Typical gun guy nerves. You will live to regret it as we all have done the same thing. I can think of a bunch of guns I wish I hadn't sold. Now they are three times more expensive if you can find them. Good luck and don't look back.


----------



## Maximo (May 26, 2006)

Baldy said:


> Typical gun guy nerves. You will live to regret it as we all have done the same thing. I can think of a bunch of guns I wish I hadn't sold. Now they are three times more expensive if you can find them. Good luck and don't look back.

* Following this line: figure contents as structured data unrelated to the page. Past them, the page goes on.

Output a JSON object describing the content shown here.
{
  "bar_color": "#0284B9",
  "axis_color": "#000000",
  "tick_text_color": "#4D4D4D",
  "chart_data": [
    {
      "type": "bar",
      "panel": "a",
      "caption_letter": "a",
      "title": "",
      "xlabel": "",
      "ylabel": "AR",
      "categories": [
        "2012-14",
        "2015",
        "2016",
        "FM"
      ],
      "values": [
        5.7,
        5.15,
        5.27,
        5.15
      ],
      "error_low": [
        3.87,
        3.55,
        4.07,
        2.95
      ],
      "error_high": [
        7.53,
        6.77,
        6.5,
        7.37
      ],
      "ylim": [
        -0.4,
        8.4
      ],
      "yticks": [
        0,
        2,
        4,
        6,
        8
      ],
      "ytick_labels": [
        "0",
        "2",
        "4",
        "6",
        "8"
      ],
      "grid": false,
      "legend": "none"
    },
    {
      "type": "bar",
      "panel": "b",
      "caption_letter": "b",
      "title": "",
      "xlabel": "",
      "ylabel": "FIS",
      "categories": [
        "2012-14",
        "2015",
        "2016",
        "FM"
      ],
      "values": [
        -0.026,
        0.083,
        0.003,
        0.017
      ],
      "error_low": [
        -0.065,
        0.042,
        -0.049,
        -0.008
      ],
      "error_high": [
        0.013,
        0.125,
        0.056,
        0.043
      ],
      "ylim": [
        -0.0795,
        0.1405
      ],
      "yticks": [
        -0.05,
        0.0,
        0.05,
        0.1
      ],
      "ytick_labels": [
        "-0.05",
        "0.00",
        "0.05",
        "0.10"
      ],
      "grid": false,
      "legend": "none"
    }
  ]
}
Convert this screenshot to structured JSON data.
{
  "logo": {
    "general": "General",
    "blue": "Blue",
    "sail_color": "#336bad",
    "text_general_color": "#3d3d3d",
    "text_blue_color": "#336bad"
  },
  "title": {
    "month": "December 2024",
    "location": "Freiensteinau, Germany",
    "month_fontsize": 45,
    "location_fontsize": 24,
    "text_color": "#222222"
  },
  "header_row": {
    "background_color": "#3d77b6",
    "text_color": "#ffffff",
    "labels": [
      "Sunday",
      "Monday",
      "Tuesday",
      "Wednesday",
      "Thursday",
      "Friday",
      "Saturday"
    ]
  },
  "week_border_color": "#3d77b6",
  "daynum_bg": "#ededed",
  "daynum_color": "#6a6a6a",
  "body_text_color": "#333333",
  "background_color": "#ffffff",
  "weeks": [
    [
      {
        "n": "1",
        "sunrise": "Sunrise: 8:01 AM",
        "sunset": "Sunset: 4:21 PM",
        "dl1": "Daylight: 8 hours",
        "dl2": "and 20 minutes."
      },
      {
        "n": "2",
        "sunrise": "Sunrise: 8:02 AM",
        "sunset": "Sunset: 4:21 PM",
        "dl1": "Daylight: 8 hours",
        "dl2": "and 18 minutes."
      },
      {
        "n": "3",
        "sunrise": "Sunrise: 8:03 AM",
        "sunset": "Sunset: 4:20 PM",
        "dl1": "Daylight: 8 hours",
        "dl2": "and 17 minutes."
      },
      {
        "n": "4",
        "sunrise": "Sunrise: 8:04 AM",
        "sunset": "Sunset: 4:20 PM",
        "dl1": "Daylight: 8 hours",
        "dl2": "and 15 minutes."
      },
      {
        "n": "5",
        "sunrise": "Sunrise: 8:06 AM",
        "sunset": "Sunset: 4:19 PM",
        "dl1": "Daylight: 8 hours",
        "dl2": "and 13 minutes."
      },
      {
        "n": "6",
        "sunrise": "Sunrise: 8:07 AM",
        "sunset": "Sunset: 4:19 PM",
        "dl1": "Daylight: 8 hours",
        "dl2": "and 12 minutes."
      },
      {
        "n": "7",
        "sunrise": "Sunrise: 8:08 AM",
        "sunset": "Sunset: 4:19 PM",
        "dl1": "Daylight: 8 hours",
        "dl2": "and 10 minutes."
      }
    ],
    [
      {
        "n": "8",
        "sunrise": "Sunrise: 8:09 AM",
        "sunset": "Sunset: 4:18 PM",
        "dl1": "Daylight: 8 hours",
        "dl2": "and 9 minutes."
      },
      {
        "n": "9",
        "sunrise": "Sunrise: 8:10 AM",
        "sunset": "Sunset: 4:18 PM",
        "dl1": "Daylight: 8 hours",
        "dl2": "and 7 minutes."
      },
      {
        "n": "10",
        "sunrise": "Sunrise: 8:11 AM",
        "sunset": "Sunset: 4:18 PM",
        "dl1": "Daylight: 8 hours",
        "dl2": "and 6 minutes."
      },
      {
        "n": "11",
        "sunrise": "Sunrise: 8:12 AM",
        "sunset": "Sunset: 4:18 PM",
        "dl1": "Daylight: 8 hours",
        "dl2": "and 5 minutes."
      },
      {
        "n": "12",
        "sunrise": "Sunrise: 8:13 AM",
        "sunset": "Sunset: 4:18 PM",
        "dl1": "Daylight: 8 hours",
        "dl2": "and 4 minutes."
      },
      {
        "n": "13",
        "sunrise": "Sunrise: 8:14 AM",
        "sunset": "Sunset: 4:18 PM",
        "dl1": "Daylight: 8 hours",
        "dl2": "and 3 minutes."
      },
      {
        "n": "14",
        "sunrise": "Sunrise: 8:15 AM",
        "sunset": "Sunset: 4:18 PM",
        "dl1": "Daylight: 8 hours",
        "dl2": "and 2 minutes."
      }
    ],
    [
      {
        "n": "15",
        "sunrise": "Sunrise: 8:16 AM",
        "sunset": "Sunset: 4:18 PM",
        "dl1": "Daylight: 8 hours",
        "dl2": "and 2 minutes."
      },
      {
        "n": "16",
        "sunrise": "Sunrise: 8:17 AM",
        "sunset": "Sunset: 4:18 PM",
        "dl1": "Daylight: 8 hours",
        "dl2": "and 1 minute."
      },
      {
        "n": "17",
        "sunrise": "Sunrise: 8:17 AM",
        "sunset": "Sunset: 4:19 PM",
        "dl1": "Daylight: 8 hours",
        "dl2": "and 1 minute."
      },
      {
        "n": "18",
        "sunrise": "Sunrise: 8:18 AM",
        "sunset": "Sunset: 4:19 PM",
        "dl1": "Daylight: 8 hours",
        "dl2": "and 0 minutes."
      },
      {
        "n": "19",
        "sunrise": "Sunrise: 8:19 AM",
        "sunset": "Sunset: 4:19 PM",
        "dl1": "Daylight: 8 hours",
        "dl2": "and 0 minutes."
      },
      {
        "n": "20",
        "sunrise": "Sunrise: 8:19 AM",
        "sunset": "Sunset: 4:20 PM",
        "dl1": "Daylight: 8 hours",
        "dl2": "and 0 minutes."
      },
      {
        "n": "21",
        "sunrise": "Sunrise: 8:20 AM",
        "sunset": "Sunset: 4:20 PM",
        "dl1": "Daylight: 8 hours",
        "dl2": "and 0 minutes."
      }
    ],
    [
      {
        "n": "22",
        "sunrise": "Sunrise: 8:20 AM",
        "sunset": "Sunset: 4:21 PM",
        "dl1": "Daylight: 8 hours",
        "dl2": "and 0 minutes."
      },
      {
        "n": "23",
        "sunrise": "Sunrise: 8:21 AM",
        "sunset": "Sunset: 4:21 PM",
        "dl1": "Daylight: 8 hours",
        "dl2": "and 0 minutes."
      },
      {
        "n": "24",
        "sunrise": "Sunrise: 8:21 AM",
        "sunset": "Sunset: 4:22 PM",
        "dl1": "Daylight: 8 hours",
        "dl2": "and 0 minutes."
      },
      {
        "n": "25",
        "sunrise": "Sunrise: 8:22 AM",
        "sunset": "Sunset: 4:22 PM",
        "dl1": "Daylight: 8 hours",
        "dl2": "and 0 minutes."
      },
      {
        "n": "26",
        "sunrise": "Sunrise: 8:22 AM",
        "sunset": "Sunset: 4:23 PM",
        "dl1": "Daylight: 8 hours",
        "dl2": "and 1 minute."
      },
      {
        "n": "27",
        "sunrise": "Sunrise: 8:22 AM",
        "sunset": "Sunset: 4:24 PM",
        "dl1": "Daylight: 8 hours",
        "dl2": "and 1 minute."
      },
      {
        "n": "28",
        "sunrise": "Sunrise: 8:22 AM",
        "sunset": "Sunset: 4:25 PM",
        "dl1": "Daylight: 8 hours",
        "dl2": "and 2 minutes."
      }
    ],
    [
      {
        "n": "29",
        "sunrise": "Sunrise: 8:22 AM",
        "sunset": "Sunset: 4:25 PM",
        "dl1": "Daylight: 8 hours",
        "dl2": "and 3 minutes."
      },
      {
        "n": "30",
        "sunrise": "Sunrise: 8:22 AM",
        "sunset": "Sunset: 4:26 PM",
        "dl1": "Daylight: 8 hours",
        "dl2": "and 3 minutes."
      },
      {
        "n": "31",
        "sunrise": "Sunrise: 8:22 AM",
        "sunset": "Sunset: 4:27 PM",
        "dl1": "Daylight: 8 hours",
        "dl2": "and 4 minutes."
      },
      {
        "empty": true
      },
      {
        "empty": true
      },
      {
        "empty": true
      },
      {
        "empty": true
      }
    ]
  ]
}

 Baldy is right when you have a gun you like that much you will always regret getting rid of it. I sold my 92f after 16 years only because I had over 50,000 rounds through it and I bought it used. I bought a 92fs a few months ago and have sworn I will never sell this one. None of this means you don't have a love for your new gun. Guns are a great way for us non-Mormons to be polygamists.:mrgreen:


----------



## Revolver (Aug 26, 2006)

I have yet to regret selling what I've sold. I've only rid myself of the ones that were letdowns or cost a lot more money than they were worth to get them right again. I contemplated selling a couple of my good ones a time or two until I came back to my senses. They don't eat or drink. They just sit there becoming more valuable each day.

It always comes down to one thing: If it makes you happier, then it was a good trade.


----------